Re: [PARPORT] BackPack Cdrom Woes


grant@torque.net
Wed, 22 Jul 1998 20:28:54 -0400 (EDT)


> > Which seems to suggest that the (natsemi) program didn't actually do
> > anything.
>
> yess, I agree, but hopefully this has been explained by the National Semi's
> datasheet :(

Perhaps, but do you also have the wiring schematic for your laptop's
motherboard ? This really is nowhere nearly as straightforward as you
imagine. There are lots of us here who have the datasheet you keep
referring to, by the way, it is not the entire story.

Please try working with David to get the natsemi program working. If,
however, the MSI program is unable to force the port into EPP mode, your
port may be locked by the BIOS in such a way that only a new BIOS could
fix this.

(Yes, such configurations exist.)

> > You might have to allow access to a whole range of oddball ioports before
> > the backpack will be able to "unlock" your port.
>
> it unlocked the port fine, however, it just seemed to make no difference

No, by unlocking the port, I mean enabling access to the configuration
registers so that the mode can be changed into something useful. The
MSI driver pokes at several dozen random addresses while attempting to
access all the different possible configuration registers. You'd need
to "enable" access to all those ports in your DOSemu config file before
it would actually unlock the port.

> i know that the versions are different, but i cant believe that the dosemu
> team changed tracing all that much. {quick check through the initialisation
> logfile}. Hurm, surely the info you need _is_ there, there is def.
> reads to port 3f0 and 3f1 > (parts of my parallel port range) and also
> the reads to / from ports before that...

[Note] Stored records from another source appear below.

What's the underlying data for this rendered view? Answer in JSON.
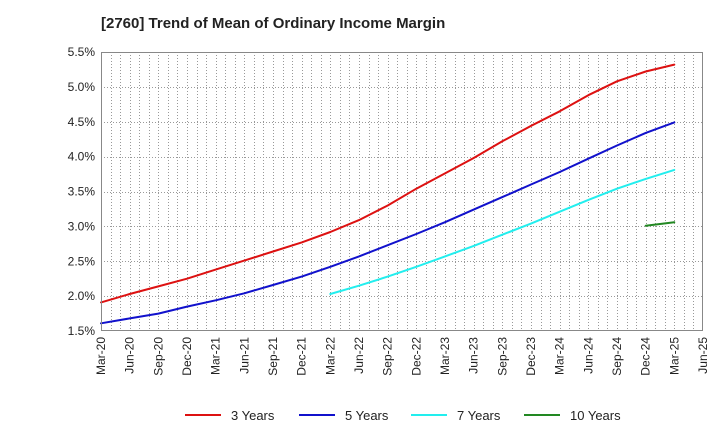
{
  "chart_data": {
    "type": "line",
    "title": "[2760]  Trend of Mean of Ordinary Income Margin",
    "xlabel": "",
    "ylabel": "",
    "x_ticks": [
      "Mar-20",
      "Jun-20",
      "Sep-20",
      "Dec-20",
      "Mar-21",
      "Jun-21",
      "Sep-21",
      "Dec-21",
      "Mar-22",
      "Jun-22",
      "Sep-22",
      "Dec-22",
      "Mar-23",
      "Jun-23",
      "Sep-23",
      "Dec-23",
      "Mar-24",
      "Jun-24",
      "Sep-24",
      "Dec-24",
      "Mar-25",
      "Jun-25"
    ],
    "y_ticks": [
      "1.5%",
      "2.0%",
      "2.5%",
      "3.0%",
      "3.5%",
      "4.0%",
      "4.5%",
      "5.0%",
      "5.5%"
    ],
    "ylim": [
      1.5,
      5.5
    ],
    "grid": true,
    "legend_position": "bottom",
    "series": [
      {
        "name": "3 Years",
        "color": "#dd1111",
        "points": [
          [
            "Mar-20",
            1.91
          ],
          [
            "Jun-20",
            2.03
          ],
          [
            "Sep-20",
            2.14
          ],
          [
            "Dec-20",
            2.25
          ],
          [
            "Mar-21",
            2.38
          ],
          [
            "Jun-21",
            2.51
          ],
          [
            "Sep-21",
            2.64
          ],
          [
            "Dec-21",
            2.77
          ],
          [
            "Mar-22",
            2.92
          ],
          [
            "Jun-22",
            3.09
          ],
          [
            "Sep-22",
            3.3
          ],
          [
            "Dec-22",
            3.54
          ],
          [
            "Mar-23",
            3.76
          ],
          [
            "Jun-23",
            3.98
          ],
          [
            "Sep-23",
            4.22
          ],
          [
            "Dec-23",
            4.44
          ],
          [
            "Mar-24",
            4.65
          ],
          [
            "Jun-24",
            4.88
          ],
          [
            "Sep-24",
            5.08
          ],
          [
            "Dec-24",
            5.22
          ],
          [
            "Mar-25",
            5.32
          ]
        ]
      },
      {
        "name": "5 Years",
        "color": "#1111cc",
        "points": [
          [
            "Mar-20",
            1.61
          ],
          [
            "Jun-20",
            1.68
          ],
          [
            "Sep-20",
            1.75
          ],
          [
            "Dec-20",
            1.85
          ],
          [
            "Mar-21",
            1.94
          ],
          [
            "Jun-21",
            2.04
          ],
          [
            "Sep-21",
            2.16
          ],
          [
            "Dec-21",
            2.28
          ],
          [
            "Mar-22",
            2.42
          ],
          [
            "Jun-22",
            2.57
          ],
          [
            "Sep-22",
            2.73
          ],
          [
            "Dec-22",
            2.89
          ],
          [
            "Mar-23",
            3.06
          ],
          [
            "Jun-23",
            3.24
          ],
          [
            "Sep-23",
            3.42
          ],
          [
            "Dec-23",
            3.6
          ],
          [
            "Mar-24",
            3.78
          ],
          [
            "Jun-24",
            3.97
          ],
          [
            "Sep-24",
            4.16
          ],
          [
            "Dec-24",
            4.34
          ],
          [
            "Mar-25",
            4.49
          ]
        ]
      },
      {
        "name": "7 Years",
        "color": "#22eeee",
        "points": [
          [
            "Mar-22",
            2.03
          ],
          [
            "Jun-22",
            2.15
          ],
          [
            "Sep-22",
            2.28
          ],
          [
            "Dec-22",
            2.42
          ],
          [
            "Mar-23",
            2.57
          ],
          [
            "Jun-23",
            2.72
          ],
          [
            "Sep-23",
            2.88
          ],
          [
            "Dec-23",
            3.04
          ],
          [
            "Mar-24",
            3.21
          ],
          [
            "Jun-24",
            3.38
          ],
          [
            "Sep-24",
            3.54
          ],
          [
            "Dec-24",
            3.68
          ],
          [
            "Mar-25",
            3.81
          ]
        ]
      },
      {
        "name": "10 Years",
        "color": "#228822",
        "points": [
          [
            "Dec-24",
            3.01
          ],
          [
            "Mar-25",
            3.06
          ]
        ]
      }
    ]
  }
}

Yes, DOSemu 0.67 is very different. No, there is no useful information
there. An actual SPP mode initialisation trace will be more than 500K
uncompressed using my +T trace code, using the new 0.67 code it will be
more like 3M.

> > and then be sure not to use the
> > "fast" attribute in your ports clauses of the configuration file, "fast"
> > defeats the tracing logic.
>
> fast wasnt on during the logs

Probably they've changed the terminology or syntax or something. "fast"
is an attribute of a port range in 0.66. If you declare fast access to a
port, DOSemu will write to it directly, rather than trapping the i/o
instructions through the emulator. Obviously, if the i/o is not being
trapped, it can't be traced. That's why your trace log contained no
references to ports 378, 379 or 37a - the actual SPP ports.